Voil’a! We get back a list of guiltless names :wink:

And you’ll ask yourself, oh man: why go to such complication? It was good enough a simple “repeat” loop… Yes. But the repeat-loop iteration will be much faster if we enclose the guiltless list in a script object’s property. And using a constructor, we will make the list a property automatically. When we pass the parameter to the handler, this parameter is being copied into the nested script object called “folks”.

If you try this idea with a 7000 item-list, you will see a huge difference in the time it takes to complete because of the way AppleScript handles script objects, our constructors.

Thanks to this constructor, we’ve designed a very fast and efficient handler. This is not the only use for constructors, but it’s a good example. When you have a huge list to build or alter, use a script object.

A final example will drive home the point. In the "AppleScript Guidebook there is an ASCII sort handler called ASCII_Sort(aList). It’s very straight-forward, but slows down substantially as the list being sorted gets longer. This modification will speed it up substantially for large lists. The idea is that we’ve embedded the lists that will be frequently visited in the handler with script properties that can be accessed more quickly.
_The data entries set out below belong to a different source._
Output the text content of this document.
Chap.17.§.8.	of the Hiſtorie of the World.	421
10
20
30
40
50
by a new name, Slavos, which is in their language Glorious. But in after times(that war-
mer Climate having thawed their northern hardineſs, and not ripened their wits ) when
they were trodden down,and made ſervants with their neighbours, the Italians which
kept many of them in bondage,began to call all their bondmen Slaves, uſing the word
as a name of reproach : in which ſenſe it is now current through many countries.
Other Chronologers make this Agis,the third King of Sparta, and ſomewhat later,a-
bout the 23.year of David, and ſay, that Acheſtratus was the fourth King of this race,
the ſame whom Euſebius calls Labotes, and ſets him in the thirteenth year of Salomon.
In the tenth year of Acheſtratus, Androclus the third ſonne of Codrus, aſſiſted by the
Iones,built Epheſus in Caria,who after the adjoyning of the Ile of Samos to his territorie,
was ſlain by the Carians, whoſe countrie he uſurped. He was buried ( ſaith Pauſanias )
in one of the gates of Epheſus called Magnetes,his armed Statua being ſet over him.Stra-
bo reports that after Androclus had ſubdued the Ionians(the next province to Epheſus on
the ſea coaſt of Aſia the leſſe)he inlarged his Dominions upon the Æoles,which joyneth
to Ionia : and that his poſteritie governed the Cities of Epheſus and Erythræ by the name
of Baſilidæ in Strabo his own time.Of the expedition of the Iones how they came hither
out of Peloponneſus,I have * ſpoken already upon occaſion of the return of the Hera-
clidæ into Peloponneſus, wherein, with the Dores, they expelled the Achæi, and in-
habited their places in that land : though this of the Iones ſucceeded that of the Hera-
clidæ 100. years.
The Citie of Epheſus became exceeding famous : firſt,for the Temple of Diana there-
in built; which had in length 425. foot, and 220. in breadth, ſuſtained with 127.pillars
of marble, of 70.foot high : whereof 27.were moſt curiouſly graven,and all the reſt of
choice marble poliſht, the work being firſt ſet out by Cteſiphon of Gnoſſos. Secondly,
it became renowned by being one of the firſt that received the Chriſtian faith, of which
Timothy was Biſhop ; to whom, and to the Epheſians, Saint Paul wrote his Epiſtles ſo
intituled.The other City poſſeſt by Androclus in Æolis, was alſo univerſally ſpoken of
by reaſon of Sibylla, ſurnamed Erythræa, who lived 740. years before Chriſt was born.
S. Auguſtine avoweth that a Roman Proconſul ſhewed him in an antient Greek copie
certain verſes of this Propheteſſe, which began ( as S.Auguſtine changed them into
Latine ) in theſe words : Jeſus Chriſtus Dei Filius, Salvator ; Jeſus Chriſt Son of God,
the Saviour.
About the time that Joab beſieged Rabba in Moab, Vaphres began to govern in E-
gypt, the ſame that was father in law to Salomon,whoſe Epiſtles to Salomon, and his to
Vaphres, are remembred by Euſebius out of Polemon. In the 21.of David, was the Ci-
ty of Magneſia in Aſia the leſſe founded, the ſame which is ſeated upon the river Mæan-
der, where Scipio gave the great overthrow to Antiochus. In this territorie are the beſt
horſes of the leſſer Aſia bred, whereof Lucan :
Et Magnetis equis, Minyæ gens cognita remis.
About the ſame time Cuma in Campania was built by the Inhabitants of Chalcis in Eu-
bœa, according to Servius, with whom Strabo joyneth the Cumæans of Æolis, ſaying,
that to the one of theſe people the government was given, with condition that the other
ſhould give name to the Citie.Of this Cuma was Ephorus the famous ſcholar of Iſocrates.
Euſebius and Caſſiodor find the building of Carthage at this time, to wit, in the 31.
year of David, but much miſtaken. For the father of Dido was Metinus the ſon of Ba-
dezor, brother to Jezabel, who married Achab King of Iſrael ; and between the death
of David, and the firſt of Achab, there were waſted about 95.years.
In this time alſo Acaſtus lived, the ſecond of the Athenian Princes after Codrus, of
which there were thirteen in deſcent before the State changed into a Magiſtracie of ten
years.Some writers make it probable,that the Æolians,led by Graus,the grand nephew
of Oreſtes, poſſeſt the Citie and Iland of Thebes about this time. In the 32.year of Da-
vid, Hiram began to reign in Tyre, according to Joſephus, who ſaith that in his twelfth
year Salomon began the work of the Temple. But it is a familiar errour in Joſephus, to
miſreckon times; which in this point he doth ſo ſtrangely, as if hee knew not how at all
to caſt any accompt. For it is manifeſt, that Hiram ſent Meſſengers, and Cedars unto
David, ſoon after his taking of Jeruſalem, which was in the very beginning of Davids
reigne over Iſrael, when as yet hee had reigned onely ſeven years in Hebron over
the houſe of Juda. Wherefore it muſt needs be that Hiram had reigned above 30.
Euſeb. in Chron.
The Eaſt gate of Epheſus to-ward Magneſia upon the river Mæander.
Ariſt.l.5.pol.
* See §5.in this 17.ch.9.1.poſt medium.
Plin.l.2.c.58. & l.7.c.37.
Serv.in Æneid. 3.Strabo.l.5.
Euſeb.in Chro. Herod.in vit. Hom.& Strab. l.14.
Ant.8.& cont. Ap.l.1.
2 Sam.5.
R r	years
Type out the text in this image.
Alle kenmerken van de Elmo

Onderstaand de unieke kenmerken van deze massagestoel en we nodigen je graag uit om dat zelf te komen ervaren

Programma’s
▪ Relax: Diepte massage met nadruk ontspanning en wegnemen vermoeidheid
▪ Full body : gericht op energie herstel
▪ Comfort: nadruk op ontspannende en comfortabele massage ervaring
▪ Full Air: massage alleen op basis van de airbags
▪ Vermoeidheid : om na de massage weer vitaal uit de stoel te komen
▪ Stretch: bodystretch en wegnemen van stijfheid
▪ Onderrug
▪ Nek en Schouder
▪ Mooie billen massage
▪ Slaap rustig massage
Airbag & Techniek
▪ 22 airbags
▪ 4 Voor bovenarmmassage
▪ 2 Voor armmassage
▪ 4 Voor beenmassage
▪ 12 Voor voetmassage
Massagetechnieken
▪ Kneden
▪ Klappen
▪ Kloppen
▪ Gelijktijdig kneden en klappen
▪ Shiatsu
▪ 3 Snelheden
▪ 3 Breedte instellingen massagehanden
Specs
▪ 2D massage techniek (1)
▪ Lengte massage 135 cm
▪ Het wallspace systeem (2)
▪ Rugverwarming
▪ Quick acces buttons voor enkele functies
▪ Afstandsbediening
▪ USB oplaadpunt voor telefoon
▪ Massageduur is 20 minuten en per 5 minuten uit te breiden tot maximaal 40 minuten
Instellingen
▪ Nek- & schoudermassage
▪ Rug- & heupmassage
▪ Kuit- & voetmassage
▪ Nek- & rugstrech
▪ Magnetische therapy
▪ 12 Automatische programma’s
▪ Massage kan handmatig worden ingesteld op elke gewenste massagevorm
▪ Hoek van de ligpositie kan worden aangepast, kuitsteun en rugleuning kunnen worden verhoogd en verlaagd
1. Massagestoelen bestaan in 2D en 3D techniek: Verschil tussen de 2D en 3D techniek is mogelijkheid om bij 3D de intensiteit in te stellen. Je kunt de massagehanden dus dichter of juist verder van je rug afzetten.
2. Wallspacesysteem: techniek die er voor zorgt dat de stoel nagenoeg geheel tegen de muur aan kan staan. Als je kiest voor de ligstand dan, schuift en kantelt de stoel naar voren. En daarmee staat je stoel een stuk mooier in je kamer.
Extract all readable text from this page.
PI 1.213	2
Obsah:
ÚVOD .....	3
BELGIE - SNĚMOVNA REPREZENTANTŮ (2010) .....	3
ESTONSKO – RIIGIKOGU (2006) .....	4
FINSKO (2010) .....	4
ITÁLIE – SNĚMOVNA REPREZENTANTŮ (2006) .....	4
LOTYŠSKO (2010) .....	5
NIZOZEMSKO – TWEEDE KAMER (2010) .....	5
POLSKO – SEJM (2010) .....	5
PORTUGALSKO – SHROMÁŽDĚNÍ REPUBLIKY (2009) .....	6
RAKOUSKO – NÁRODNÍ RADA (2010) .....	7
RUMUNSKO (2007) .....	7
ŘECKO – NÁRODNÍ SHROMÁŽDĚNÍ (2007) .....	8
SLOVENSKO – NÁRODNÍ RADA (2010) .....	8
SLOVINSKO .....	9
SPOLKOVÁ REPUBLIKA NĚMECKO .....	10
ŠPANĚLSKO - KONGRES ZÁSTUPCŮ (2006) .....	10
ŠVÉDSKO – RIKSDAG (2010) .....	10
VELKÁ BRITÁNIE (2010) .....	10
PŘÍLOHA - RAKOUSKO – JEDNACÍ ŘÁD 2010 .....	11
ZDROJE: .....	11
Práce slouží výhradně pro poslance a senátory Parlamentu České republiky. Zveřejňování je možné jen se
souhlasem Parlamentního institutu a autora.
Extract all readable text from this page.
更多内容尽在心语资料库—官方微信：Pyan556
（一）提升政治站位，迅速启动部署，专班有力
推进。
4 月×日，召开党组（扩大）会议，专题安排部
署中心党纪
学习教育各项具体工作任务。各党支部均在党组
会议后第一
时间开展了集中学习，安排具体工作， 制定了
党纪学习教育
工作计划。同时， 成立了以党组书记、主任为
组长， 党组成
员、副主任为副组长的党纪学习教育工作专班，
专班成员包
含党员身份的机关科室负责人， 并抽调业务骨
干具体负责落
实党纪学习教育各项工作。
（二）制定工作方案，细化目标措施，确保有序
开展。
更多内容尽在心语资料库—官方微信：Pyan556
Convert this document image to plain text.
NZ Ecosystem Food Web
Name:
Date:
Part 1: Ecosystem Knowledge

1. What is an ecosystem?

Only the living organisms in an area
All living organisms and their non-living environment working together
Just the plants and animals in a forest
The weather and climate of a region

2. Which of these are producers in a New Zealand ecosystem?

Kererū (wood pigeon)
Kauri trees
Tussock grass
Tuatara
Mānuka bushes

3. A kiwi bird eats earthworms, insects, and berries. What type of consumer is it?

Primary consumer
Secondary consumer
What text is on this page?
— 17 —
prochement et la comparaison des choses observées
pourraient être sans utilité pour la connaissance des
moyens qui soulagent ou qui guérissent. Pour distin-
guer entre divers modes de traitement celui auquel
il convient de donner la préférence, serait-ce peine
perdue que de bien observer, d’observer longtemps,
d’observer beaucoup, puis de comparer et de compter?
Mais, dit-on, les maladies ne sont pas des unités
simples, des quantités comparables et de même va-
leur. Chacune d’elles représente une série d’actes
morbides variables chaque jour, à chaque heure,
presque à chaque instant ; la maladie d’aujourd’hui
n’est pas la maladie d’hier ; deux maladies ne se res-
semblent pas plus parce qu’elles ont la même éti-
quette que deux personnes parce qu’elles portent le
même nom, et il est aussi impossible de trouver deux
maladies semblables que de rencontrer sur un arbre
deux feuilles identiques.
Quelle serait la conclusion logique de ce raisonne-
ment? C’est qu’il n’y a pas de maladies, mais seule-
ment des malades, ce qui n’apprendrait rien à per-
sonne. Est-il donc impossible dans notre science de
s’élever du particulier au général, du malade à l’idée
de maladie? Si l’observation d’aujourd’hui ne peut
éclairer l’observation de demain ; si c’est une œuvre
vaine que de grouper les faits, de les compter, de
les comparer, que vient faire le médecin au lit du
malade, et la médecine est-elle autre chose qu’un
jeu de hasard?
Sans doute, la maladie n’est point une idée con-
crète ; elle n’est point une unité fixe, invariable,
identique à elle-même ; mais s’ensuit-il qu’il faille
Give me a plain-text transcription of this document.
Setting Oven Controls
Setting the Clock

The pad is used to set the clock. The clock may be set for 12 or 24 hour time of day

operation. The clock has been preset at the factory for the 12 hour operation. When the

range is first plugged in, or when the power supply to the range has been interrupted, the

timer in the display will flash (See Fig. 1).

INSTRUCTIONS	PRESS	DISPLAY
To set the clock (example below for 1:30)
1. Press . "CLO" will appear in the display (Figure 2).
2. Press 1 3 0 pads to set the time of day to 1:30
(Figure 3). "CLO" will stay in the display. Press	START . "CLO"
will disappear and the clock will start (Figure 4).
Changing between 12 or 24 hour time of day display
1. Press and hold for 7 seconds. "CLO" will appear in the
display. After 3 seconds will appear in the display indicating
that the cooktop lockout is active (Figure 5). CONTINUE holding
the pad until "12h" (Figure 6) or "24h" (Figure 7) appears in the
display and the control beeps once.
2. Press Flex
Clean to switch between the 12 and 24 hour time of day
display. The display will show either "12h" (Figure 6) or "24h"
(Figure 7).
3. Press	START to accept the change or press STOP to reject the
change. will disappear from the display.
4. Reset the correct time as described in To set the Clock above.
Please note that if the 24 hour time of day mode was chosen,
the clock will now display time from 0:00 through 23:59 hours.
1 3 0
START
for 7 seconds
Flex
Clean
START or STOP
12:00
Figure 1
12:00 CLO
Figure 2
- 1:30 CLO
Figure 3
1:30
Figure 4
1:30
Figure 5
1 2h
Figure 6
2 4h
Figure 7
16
set composer_list to {"Ellington", "Sibelius", "Copland", "Bach", "Mozart"}

on ASCII_Sort(my_list)
	script S
		property IL : {} -- index list
		property SL : {} -- sorted list
		property ML : my_list
	end script
	repeat (the number of items in S's ML) times
		set the low_item to ""
		repeat with i from 1 to (number of items in S's ML)
			if i is not in the S's IL then
				set this_item to item i of S's ML as text
				if the low_item is "" then
					set the low_item to this_item
					set the low_item_index to i
				else if this_item comes before the low_item then
					set the low_item to this_item
					set the low_item_index to i
				end if
			end if
		end repeat
		set the end of S's SL to the low_item
		set the end of the S's IL to the low_item_index
	end repeat
	return S's SL
end ASCII_Sort

Obviously, for the example given, the improvement is miniscule, but for a very large list it is substantial. If sorting a very large list is important, however, I recommend this QuickSort algorithm (item #2 in the thread) by Nigel Garvey and Arthur Knapp in the Code Exchange section of It is blindingly fast and it uses the technique discussed here: a script in a handler.